When the PGA Tour makes its Los Angeles stop in February at the Riviera Country Club in Pacific Palisades, it won't be the Nissan Open anymore. After 19 years as title sponsor, the Japanese car company has dropped out and the event will take on a new identity as the Northern Trust Open.
Chicago-based Northern Trust Corp., one of the nation's largest trust companies and personal wealth managers, made its first major venture into sports sponsorship by signing a five-year, multimillion-dollar agreement to be the title sponsor at the event through 2012.
"This is going to be a legacy event for us," said Bob Graziano, managing partner, wealth advisory services. "We've been looking at sponsoring this type of event for a long time, but wanted to find the right match for our company."
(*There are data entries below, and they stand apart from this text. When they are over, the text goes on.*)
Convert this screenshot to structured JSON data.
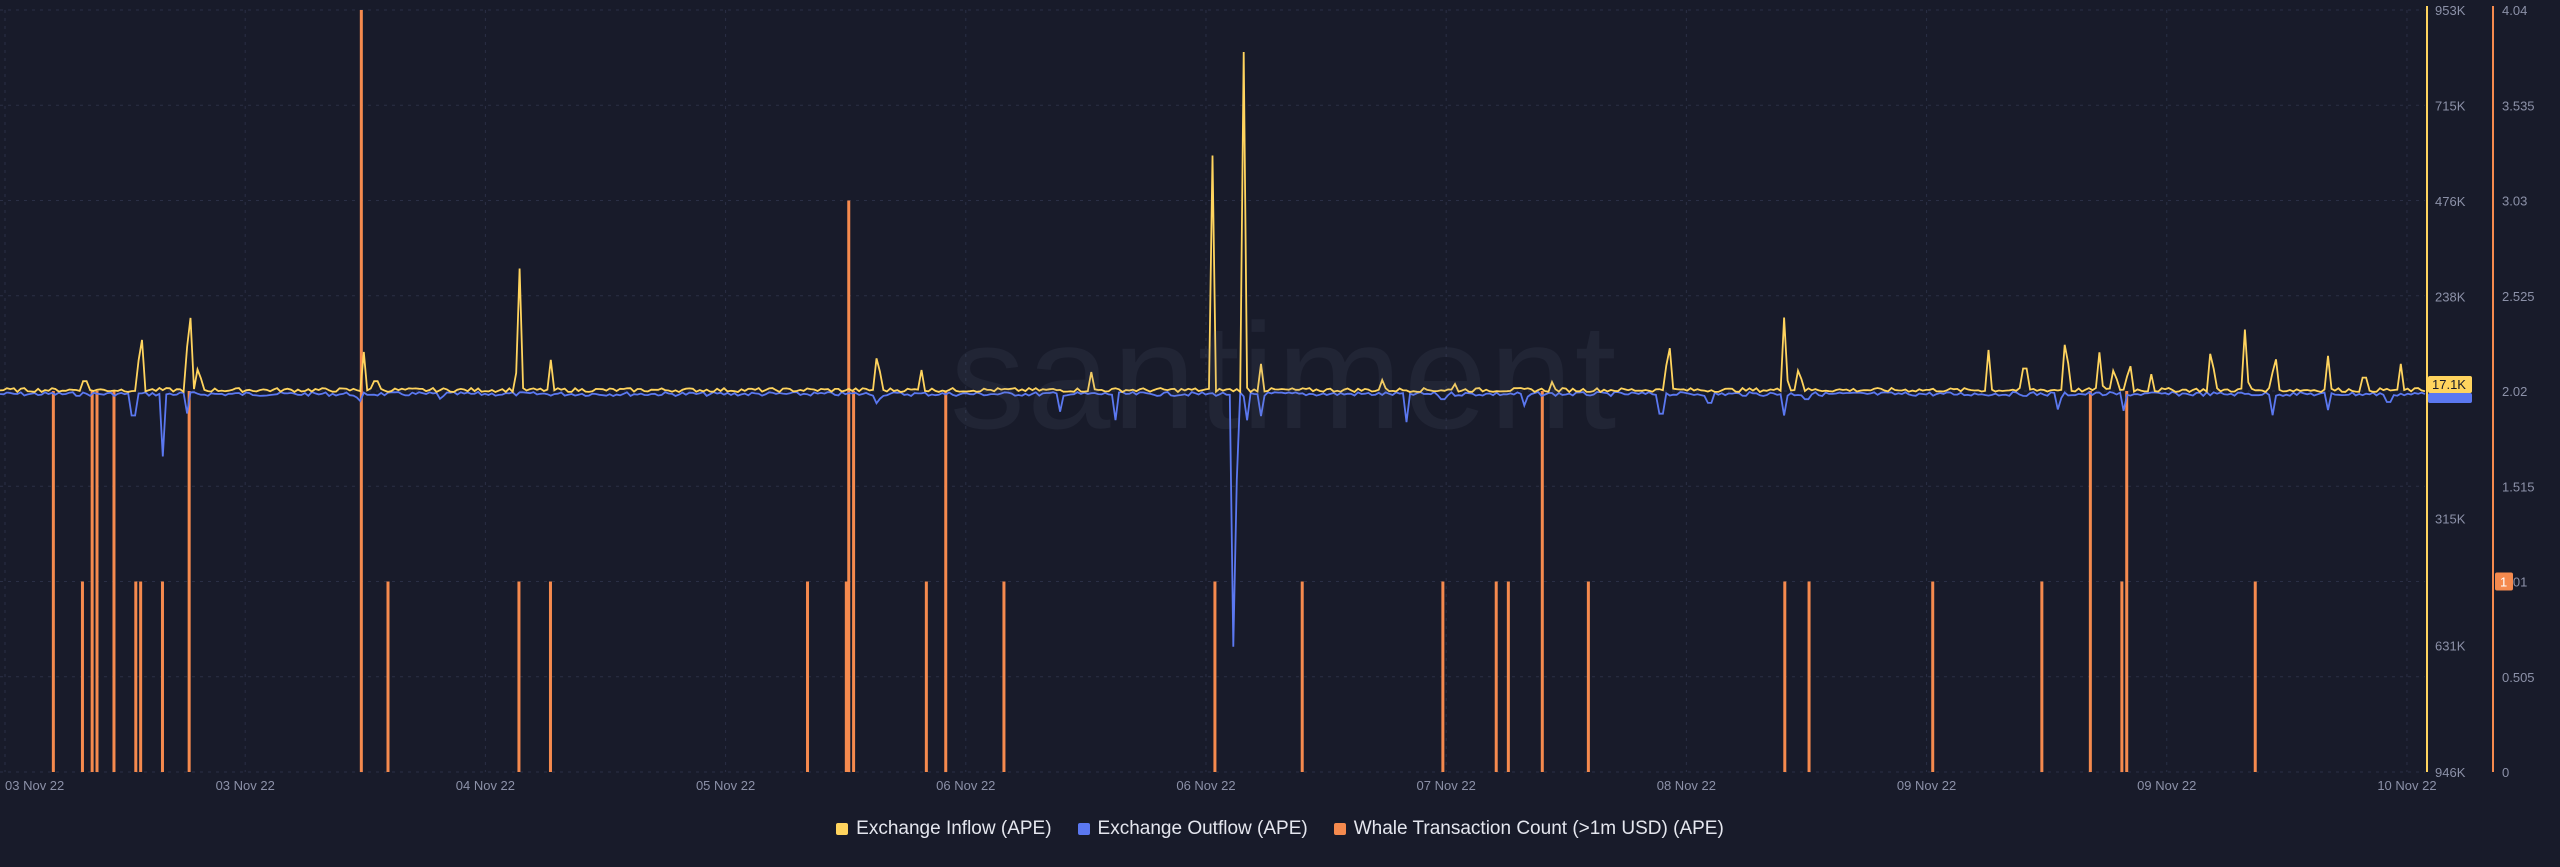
{
  "watermark": "santiment",
  "colors": {
    "background": "#181b2a",
    "inflow": "#ffd45e",
    "outflow": "#5b78f0",
    "whale": "#f58a4e",
    "grid": "#2a2f45",
    "axis_text": "#8c91a8"
  },
  "chart_data": {
    "type": "line",
    "xlabels": [
      "03 Nov 22",
      "03 Nov 22",
      "04 Nov 22",
      "05 Nov 22",
      "06 Nov 22",
      "06 Nov 22",
      "07 Nov 22",
      "08 Nov 22",
      "09 Nov 22",
      "09 Nov 22",
      "10 Nov 22"
    ],
    "inflow_axis_ticks": [
      "953K",
      "715K",
      "476K",
      "238K",
      "315K",
      "631K",
      "946K"
    ],
    "whale_axis_ticks": [
      "4.04",
      "3.535",
      "3.03",
      "2.525",
      "2.02",
      "1.515",
      "1.01",
      "0.505",
      "0"
    ],
    "current_labels": {
      "inflow": "17.1K",
      "whale": "1"
    },
    "x_range": [
      0,
      1000
    ],
    "series": [
      {
        "name": "Exchange Inflow (APE)",
        "type": "line",
        "peaks": [
          {
            "x": 35,
            "v": 60
          },
          {
            "x": 58,
            "v": 232
          },
          {
            "x": 78,
            "v": 330
          },
          {
            "x": 82,
            "v": 100
          },
          {
            "x": 150,
            "v": 100
          },
          {
            "x": 155,
            "v": 60
          },
          {
            "x": 214,
            "v": 395
          },
          {
            "x": 227,
            "v": 90
          },
          {
            "x": 362,
            "v": 150
          },
          {
            "x": 500,
            "v": 590
          },
          {
            "x": 513,
            "v": 953
          },
          {
            "x": 520,
            "v": 70
          },
          {
            "x": 688,
            "v": 195
          },
          {
            "x": 736,
            "v": 238
          },
          {
            "x": 742,
            "v": 95
          },
          {
            "x": 820,
            "v": 105
          },
          {
            "x": 835,
            "v": 130
          },
          {
            "x": 852,
            "v": 210
          },
          {
            "x": 866,
            "v": 127
          },
          {
            "x": 872,
            "v": 95
          },
          {
            "x": 878,
            "v": 115
          },
          {
            "x": 887,
            "v": 50
          },
          {
            "x": 912,
            "v": 170
          },
          {
            "x": 926,
            "v": 200
          },
          {
            "x": 938,
            "v": 145
          },
          {
            "x": 960,
            "v": 90
          },
          {
            "x": 975,
            "v": 80
          },
          {
            "x": 990,
            "v": 70
          },
          {
            "x": 450,
            "v": 50
          },
          {
            "x": 380,
            "v": 55
          },
          {
            "x": 570,
            "v": 30
          },
          {
            "x": 600,
            "v": 20
          },
          {
            "x": 640,
            "v": 25
          }
        ]
      },
      {
        "name": "Exchange Outflow (APE)",
        "type": "line",
        "troughs": [
          {
            "x": 55,
            "v": 130
          },
          {
            "x": 67,
            "v": 180
          },
          {
            "x": 77,
            "v": 60
          },
          {
            "x": 148,
            "v": 40
          },
          {
            "x": 182,
            "v": 30
          },
          {
            "x": 362,
            "v": 50
          },
          {
            "x": 437,
            "v": 55
          },
          {
            "x": 460,
            "v": 70
          },
          {
            "x": 509,
            "v": 946
          },
          {
            "x": 514,
            "v": 90
          },
          {
            "x": 520,
            "v": 60
          },
          {
            "x": 580,
            "v": 75
          },
          {
            "x": 595,
            "v": 40
          },
          {
            "x": 629,
            "v": 50
          },
          {
            "x": 685,
            "v": 120
          },
          {
            "x": 705,
            "v": 60
          },
          {
            "x": 736,
            "v": 75
          },
          {
            "x": 745,
            "v": 40
          },
          {
            "x": 849,
            "v": 65
          },
          {
            "x": 876,
            "v": 60
          },
          {
            "x": 937,
            "v": 65
          },
          {
            "x": 960,
            "v": 45
          },
          {
            "x": 985,
            "v": 55
          }
        ]
      },
      {
        "name": "Whale Transaction Count (>1m USD) (APE)",
        "type": "bar",
        "bars": [
          {
            "x": 22,
            "v": 2.02
          },
          {
            "x": 34,
            "v": 1.01
          },
          {
            "x": 38,
            "v": 2.02
          },
          {
            "x": 40,
            "v": 2.02
          },
          {
            "x": 47,
            "v": 2.02
          },
          {
            "x": 56,
            "v": 1.01
          },
          {
            "x": 58,
            "v": 1.01
          },
          {
            "x": 67,
            "v": 1.01
          },
          {
            "x": 78,
            "v": 2.02
          },
          {
            "x": 149,
            "v": 4.04
          },
          {
            "x": 160,
            "v": 1.01
          },
          {
            "x": 214,
            "v": 1.01
          },
          {
            "x": 227,
            "v": 1.01
          },
          {
            "x": 333,
            "v": 1.01
          },
          {
            "x": 349,
            "v": 1.01
          },
          {
            "x": 350,
            "v": 3.03
          },
          {
            "x": 352,
            "v": 2.02
          },
          {
            "x": 382,
            "v": 1.01
          },
          {
            "x": 390,
            "v": 2.02
          },
          {
            "x": 414,
            "v": 1.01
          },
          {
            "x": 501,
            "v": 1.01
          },
          {
            "x": 537,
            "v": 1.01
          },
          {
            "x": 595,
            "v": 1.01
          },
          {
            "x": 617,
            "v": 1.01
          },
          {
            "x": 622,
            "v": 1.01
          },
          {
            "x": 636,
            "v": 2.02
          },
          {
            "x": 655,
            "v": 1.01
          },
          {
            "x": 736,
            "v": 1.01
          },
          {
            "x": 746,
            "v": 1.01
          },
          {
            "x": 797,
            "v": 1.01
          },
          {
            "x": 842,
            "v": 1.01
          },
          {
            "x": 862,
            "v": 2.02
          },
          {
            "x": 875,
            "v": 1.01
          },
          {
            "x": 877,
            "v": 2.02
          },
          {
            "x": 930,
            "v": 1.01
          }
        ]
      }
    ]
  }
}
Graziano, the former Dodgers president and chief operating officer, is anxiously awaiting the event. The company plans marketing and hospitality events that will bring both employees and clients to the links from offices around the world at the February tournament.
Northern Trust is celebrating its 20th anniversary in the Los Angeles market and plans charitable and community events that will launch when PGA Tour Commissioner Tim Finchem visits in advance of the competition for a breakfast hosted by Northern Trust.
Former title sponsor Nissan Motor Co. moved its domestic headquarters from Gardena to Nashville, Tenn., two years ago. That led to the company's decision to redistribute its sponsorship dollars.
The decision was made a little easier because the excitement of the event has faded now over the Tiger Woods question. Top draw Woods made his PGA Tour debut in 1992 at the Nissan Open when he was a 16-year-old amateur. But it is the only event that he has played at least four times as a professional without winning. He skipped the event entirely in 2007 and it isn't known if he'll play in 2008.
In order to entice Woods to play, the officials sweetened the purse by $1 million to a total of $6.2 million. Other changes for the tournament include reducing the number of players in the pro-am from four amateurs to three per group.
"We think that he will play in this tournament," said Graziano. "We've increased the prize money and we will make every effort to entice him to play."
Santa Monica-based American Golf Corp. streamlined its business with the sale of 42 total golf courses last month to Orlando-based CNL Income Properties Inc. and Dallas-based Evergreen Alliance Golf Ltd. The company is trying to move forward in 2008 in core markets where it remains such as Southern California, New York and Atlanta.